Identify the XML structure used for the selected BT or BTs. Examine the documentation for all the related BTs for the structure (those using the same parent elements or structures), reviewing the cardinalities of all the elements involved. It may be helpful to consider them together as a group. If the structure is repeated, either for the current BT or for other BTs, check which elements in the overall structure should be repeated by reviewing the documentation and the schema.
Review the documentation and Annex spreadsheet to understand what information the structure is used for.
If the structure uses a codelist, extract the codes and labels for consideration. Consider adding the list of codes and labels as a comment in the XSLT file.
Review the information sources listed above for the TED XML to find the appropriate structures used for the same information. If none are found, document this in a comment in the XSLT, and move on to the next eForms structure. If an equivalent TED XML structure is found, check:
- If the structure is used in only one, or more, locations in the TED XML schema
- If the structure is an enumerated set of alternatives (consider mapping to an eForms codelist)

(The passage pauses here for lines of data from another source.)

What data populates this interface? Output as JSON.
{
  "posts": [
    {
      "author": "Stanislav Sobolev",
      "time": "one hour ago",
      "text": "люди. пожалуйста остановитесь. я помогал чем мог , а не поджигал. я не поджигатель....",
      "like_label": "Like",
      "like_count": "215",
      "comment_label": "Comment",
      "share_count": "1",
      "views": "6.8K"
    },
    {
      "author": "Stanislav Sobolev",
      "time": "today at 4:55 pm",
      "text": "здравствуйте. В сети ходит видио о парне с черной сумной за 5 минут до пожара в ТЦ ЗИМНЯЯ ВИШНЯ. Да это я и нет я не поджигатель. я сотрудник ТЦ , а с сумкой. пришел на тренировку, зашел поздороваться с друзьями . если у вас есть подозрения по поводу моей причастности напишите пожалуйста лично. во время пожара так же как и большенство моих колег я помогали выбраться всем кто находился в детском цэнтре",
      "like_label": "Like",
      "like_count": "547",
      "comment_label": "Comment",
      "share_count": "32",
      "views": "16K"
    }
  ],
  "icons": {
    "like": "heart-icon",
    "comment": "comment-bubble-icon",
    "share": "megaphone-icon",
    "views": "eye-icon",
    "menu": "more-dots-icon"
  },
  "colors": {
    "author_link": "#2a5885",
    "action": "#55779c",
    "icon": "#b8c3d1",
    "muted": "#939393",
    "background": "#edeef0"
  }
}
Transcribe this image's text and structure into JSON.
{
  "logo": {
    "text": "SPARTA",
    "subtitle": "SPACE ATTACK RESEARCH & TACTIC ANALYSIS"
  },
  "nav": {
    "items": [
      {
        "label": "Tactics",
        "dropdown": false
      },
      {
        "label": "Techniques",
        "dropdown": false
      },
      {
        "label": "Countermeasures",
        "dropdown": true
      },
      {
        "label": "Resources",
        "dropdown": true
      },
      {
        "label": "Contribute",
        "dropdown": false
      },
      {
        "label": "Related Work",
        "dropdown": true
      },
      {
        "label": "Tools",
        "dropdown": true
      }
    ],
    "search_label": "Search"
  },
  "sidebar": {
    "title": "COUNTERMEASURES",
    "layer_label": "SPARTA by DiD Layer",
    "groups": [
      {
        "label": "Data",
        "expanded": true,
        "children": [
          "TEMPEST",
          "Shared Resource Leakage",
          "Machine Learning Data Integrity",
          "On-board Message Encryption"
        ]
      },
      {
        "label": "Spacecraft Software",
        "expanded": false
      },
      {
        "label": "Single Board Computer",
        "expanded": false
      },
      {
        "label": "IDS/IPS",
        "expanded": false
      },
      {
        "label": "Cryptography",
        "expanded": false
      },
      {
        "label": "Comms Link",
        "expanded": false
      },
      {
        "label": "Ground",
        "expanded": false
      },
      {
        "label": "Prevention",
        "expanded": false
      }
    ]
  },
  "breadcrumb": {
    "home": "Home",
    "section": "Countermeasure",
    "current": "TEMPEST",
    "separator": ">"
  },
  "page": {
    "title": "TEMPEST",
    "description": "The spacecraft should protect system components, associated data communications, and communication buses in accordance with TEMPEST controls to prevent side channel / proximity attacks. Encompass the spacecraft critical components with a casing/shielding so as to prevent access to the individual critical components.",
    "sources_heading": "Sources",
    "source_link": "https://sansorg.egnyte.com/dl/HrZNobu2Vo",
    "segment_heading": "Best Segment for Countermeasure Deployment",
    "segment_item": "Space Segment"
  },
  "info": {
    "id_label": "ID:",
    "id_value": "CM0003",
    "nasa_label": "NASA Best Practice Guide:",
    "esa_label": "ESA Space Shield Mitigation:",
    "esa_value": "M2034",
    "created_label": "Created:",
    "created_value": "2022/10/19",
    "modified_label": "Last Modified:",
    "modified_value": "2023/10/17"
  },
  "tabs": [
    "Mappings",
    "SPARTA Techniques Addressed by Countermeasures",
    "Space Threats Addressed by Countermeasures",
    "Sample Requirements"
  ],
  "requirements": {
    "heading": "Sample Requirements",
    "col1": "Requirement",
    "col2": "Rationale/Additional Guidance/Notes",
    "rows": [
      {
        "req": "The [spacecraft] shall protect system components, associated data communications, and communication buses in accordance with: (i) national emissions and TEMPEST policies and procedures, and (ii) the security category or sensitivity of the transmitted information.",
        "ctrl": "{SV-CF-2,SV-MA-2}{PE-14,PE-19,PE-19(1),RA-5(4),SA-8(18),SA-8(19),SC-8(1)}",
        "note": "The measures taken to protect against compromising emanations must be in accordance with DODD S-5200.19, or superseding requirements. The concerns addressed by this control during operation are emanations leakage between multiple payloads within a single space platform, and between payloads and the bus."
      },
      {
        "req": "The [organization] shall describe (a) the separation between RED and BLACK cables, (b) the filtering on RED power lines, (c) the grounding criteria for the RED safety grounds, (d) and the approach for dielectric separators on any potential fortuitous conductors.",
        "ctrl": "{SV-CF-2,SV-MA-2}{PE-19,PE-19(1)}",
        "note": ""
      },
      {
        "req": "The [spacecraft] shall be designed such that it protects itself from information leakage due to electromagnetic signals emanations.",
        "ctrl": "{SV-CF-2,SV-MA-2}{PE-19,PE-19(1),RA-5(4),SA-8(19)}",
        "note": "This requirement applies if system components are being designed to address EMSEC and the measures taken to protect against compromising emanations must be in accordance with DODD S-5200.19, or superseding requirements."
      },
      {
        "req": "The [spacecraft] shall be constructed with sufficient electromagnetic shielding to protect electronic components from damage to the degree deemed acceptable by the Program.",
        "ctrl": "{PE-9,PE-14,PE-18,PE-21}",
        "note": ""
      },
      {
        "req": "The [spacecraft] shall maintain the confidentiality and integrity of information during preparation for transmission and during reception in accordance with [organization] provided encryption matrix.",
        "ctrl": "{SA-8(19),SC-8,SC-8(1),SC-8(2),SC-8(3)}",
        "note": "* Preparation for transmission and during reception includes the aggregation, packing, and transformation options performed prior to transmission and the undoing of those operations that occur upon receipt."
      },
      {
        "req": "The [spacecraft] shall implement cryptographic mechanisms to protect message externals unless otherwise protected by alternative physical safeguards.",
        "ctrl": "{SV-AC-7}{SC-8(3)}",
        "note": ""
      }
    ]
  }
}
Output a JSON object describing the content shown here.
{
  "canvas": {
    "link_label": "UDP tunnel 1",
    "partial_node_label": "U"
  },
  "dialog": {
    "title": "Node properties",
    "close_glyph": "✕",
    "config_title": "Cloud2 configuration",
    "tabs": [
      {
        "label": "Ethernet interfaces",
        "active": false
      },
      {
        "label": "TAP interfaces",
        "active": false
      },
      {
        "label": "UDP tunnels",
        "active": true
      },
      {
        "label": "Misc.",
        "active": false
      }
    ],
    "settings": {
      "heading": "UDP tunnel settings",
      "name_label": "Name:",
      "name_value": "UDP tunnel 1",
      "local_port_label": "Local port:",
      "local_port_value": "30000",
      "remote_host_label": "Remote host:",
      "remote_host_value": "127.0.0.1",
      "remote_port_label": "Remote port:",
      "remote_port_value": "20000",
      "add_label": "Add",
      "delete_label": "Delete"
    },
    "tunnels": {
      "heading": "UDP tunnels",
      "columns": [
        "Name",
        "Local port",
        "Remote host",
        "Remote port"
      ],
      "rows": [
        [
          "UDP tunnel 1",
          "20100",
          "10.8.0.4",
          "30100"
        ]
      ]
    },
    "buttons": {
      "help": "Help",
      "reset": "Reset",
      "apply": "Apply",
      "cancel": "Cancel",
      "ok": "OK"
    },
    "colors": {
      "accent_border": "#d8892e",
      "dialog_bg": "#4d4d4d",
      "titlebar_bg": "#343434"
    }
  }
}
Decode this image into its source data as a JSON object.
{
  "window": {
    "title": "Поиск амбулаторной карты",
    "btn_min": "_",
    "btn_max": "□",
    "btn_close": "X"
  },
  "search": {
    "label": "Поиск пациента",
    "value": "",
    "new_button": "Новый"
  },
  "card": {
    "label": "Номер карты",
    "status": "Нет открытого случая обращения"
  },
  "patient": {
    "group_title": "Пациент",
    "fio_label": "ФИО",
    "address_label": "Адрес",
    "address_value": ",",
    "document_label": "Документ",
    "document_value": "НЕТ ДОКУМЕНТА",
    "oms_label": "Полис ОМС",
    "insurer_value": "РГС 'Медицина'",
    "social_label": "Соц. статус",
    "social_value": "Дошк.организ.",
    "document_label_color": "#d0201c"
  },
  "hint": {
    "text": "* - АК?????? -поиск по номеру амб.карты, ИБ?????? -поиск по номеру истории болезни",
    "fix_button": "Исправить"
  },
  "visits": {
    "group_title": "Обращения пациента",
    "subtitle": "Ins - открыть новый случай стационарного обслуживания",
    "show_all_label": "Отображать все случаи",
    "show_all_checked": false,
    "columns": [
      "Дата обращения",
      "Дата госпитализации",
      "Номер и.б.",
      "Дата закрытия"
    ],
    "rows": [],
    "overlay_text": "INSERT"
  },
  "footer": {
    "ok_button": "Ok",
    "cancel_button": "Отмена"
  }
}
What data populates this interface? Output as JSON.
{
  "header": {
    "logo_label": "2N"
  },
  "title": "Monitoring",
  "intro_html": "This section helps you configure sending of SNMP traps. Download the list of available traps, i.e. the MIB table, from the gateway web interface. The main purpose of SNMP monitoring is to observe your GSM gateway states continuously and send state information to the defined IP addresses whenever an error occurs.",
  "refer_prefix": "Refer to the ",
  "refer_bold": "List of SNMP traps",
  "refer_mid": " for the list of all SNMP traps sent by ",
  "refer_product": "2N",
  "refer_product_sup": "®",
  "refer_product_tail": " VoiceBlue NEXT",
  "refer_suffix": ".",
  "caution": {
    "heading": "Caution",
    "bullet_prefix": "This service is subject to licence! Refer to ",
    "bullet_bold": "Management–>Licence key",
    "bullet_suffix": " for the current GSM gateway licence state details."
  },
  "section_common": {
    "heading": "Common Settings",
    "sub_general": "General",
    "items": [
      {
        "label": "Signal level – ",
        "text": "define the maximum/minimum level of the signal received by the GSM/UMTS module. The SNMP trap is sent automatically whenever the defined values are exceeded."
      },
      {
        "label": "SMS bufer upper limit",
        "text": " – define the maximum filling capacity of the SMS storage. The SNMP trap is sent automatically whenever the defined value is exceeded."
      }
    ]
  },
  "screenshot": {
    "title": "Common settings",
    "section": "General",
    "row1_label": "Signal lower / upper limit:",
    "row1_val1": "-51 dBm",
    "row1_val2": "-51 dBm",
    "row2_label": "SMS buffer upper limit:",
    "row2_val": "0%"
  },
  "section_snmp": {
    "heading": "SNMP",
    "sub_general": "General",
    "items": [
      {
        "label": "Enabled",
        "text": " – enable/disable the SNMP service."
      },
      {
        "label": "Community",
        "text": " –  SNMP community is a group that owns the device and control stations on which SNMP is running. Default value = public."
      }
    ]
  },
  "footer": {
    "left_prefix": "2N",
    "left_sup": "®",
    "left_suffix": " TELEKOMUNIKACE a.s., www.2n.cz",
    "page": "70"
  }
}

- Which TED XML forms allow the structure, and for each the cardinality and requirement (Optional or Mandatory)
If the identified TED XML structure contains text (such as a <P> element), extract and collate all the text variations from the TED XML data set.
If the text is an enumerated set (either an attribute with an enumerated set of values, list them. Determine the meaning behind each, and map to the equivalent eForms codelist code.
If the text is expressed in the language of the form, consider only the English versions. Read enough to confirm understanding of the meaning / use of the structure.
This is more of a guide than definitive
-
If the mapping is simple, and there is no mapping required for "missing" TED XML elements (that is, no eForms subtypes have this BT as mandatory), choose the Push model, and write <xsl:apply-templates select> and <xsl:template match> templates.
-
If the eForms element is mandatory according to either the Annex or the documentation (also consider the parent BG), and the TED XML element is not always present, choose the Pull model, and write <xsl:call-template name> and <xsl:template name> templates.
Some elements that exist in TED XML notices contain information which cannot be included in eForms XML. These, and the reasons they cannot be included in eForms, are listed in ted-elements-not-convertible.md.